The final results and their potential impact and use:
=====================================
The project IMPALA aims at improving the copula-based frequency modelling of multivariate flood data by improved assessment of the marginal distributions of the variables. The research field of the
copulas is multifaceted, with a plenty of practical applications, and also with a number of scientific questions to be answered. Nevertheless, the shortness of the time series of the individual variables
still remains a general problem of the copula-based frequency modelling, imposing unreliable inferences on the type of the fitted copula family or the magnitudes of the T-year design quantiles.
As the innovation of the project IMPALA we propose a method for increasing the density of the data in the extreme tail of the copulas (which is of the major interest in hydrological design) by
incorporating a considerably larger amount of extremes in the area of the right tail of the marginal distributions of the variables.
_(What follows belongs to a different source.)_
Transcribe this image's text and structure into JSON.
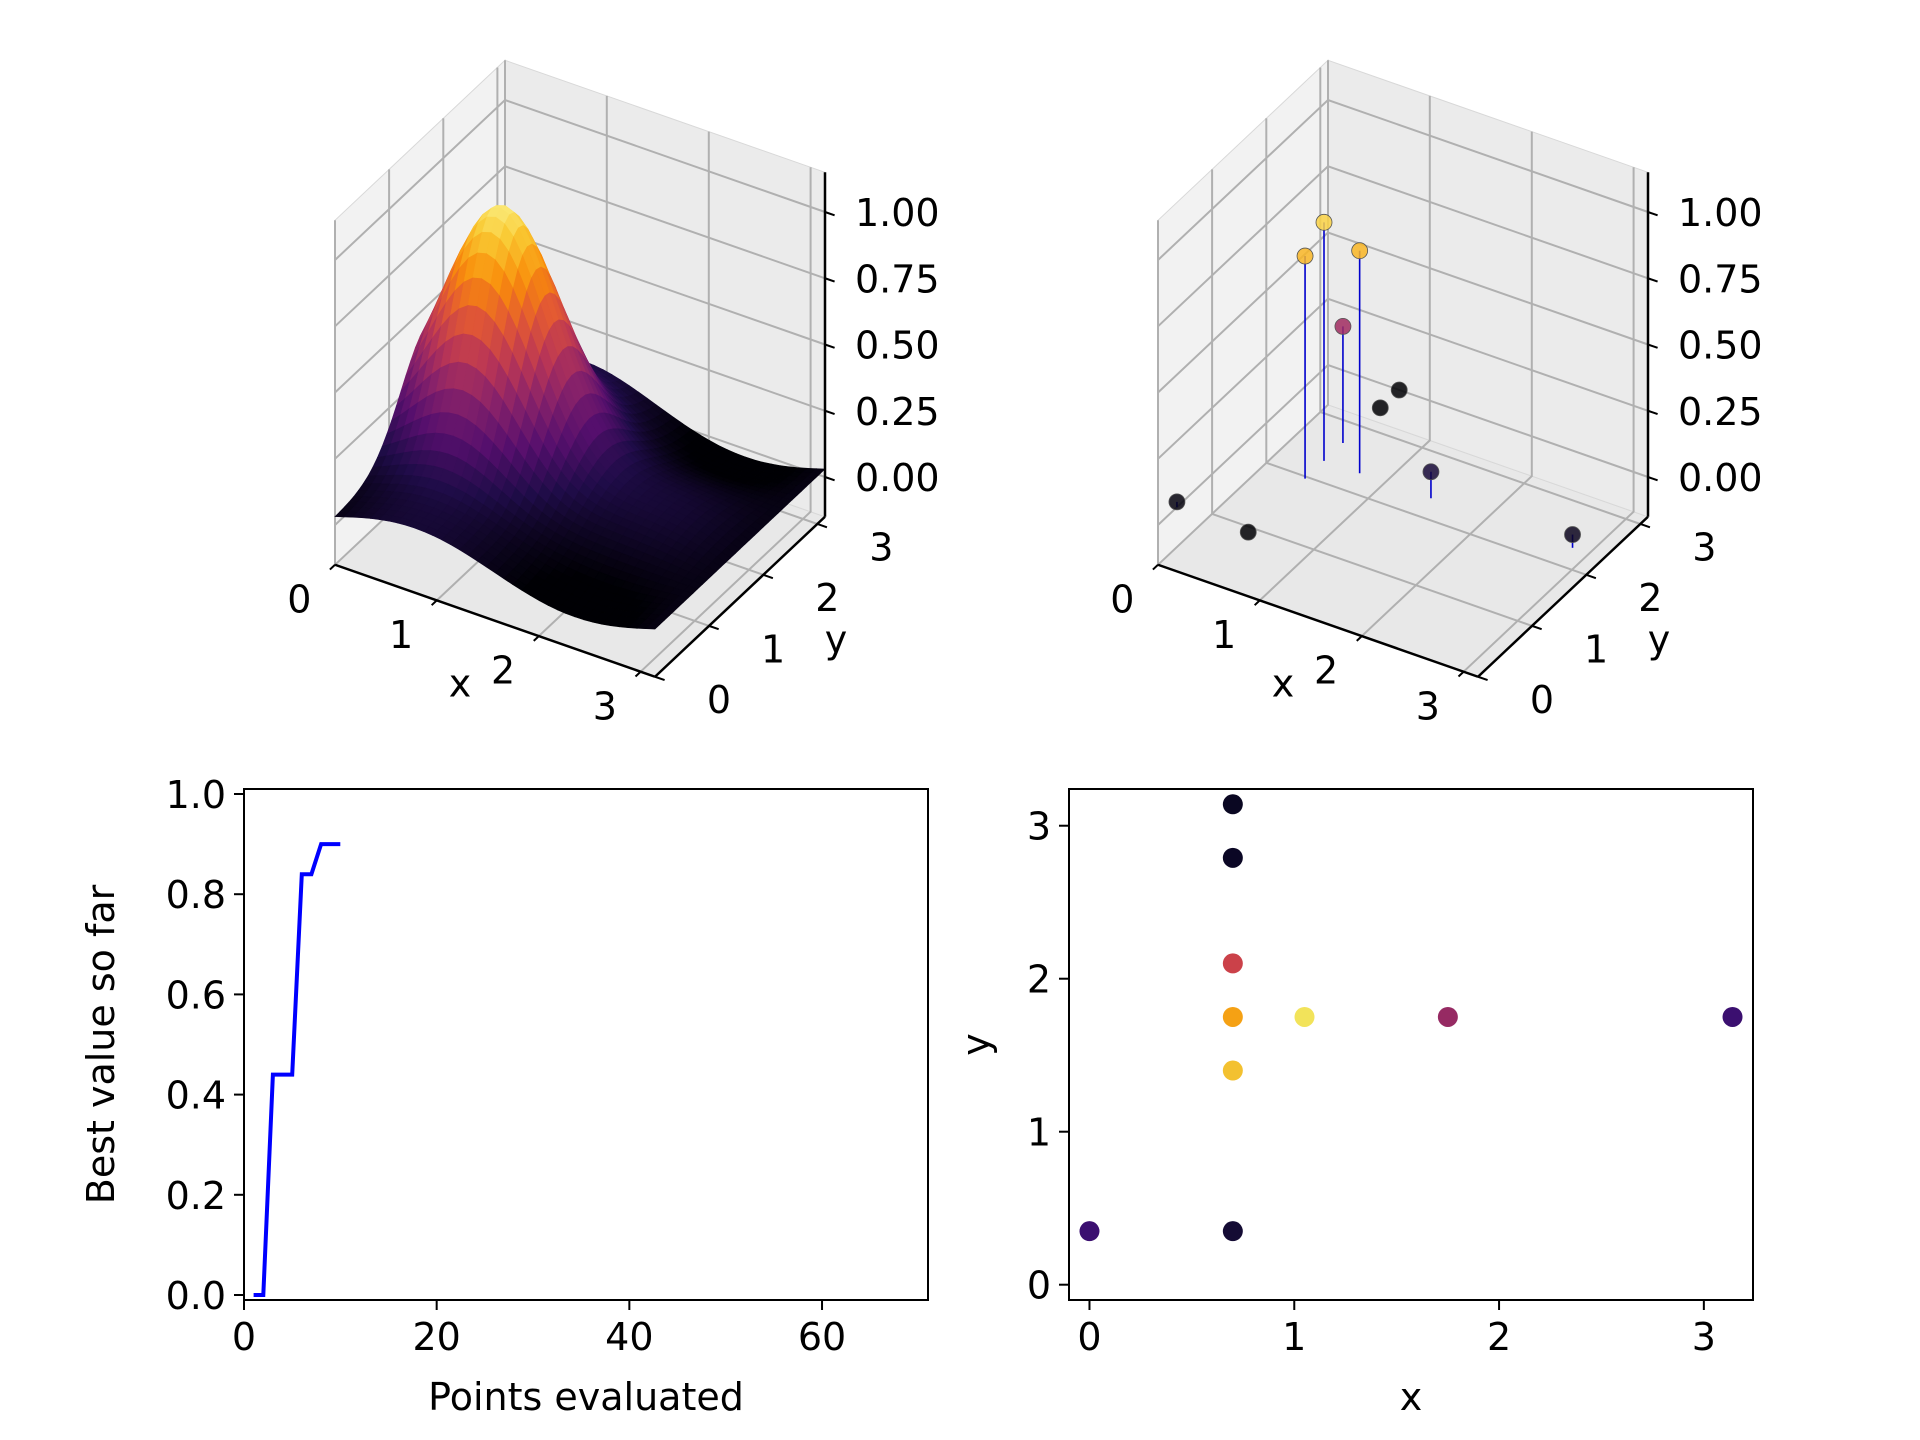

An important outcome of the project IMPALA is the process-based analysis of the bivariate flood peak-volume relationship. Even though this analysis represents a minor deviation from the original goals of the project, the results indicate that this was a prudent decision. It was found that the flood genesis (quantified by flood types including synoptic rain storms, flash flood events and snowmelt floods) is an important control in the regional analysis of bivariate flood relationships. It was concluded that uncertainty in the choice of any bivariate statistical model can be reduced by a deeper hydrological analysis of the dependence structure between flood peaks and volumes, particularly by considering the model’s suitability and the flood generation mechanisms in the target region.

Due to the nature of the project IMPALA that is related to many theoretical and practical questions (e.g. design value estimation, flood risk assessment, non-stationarity of the environment and its effect on the hydrological cycle), the plausible target groups of the communication and dissemination plan for the project’s results show a high degree of diversity: they are the international scientific community, professional end-users and flood mitigation policy makers, young researchers and university students and the general public including national, regional and local authorities, NGO’s and pressure groups.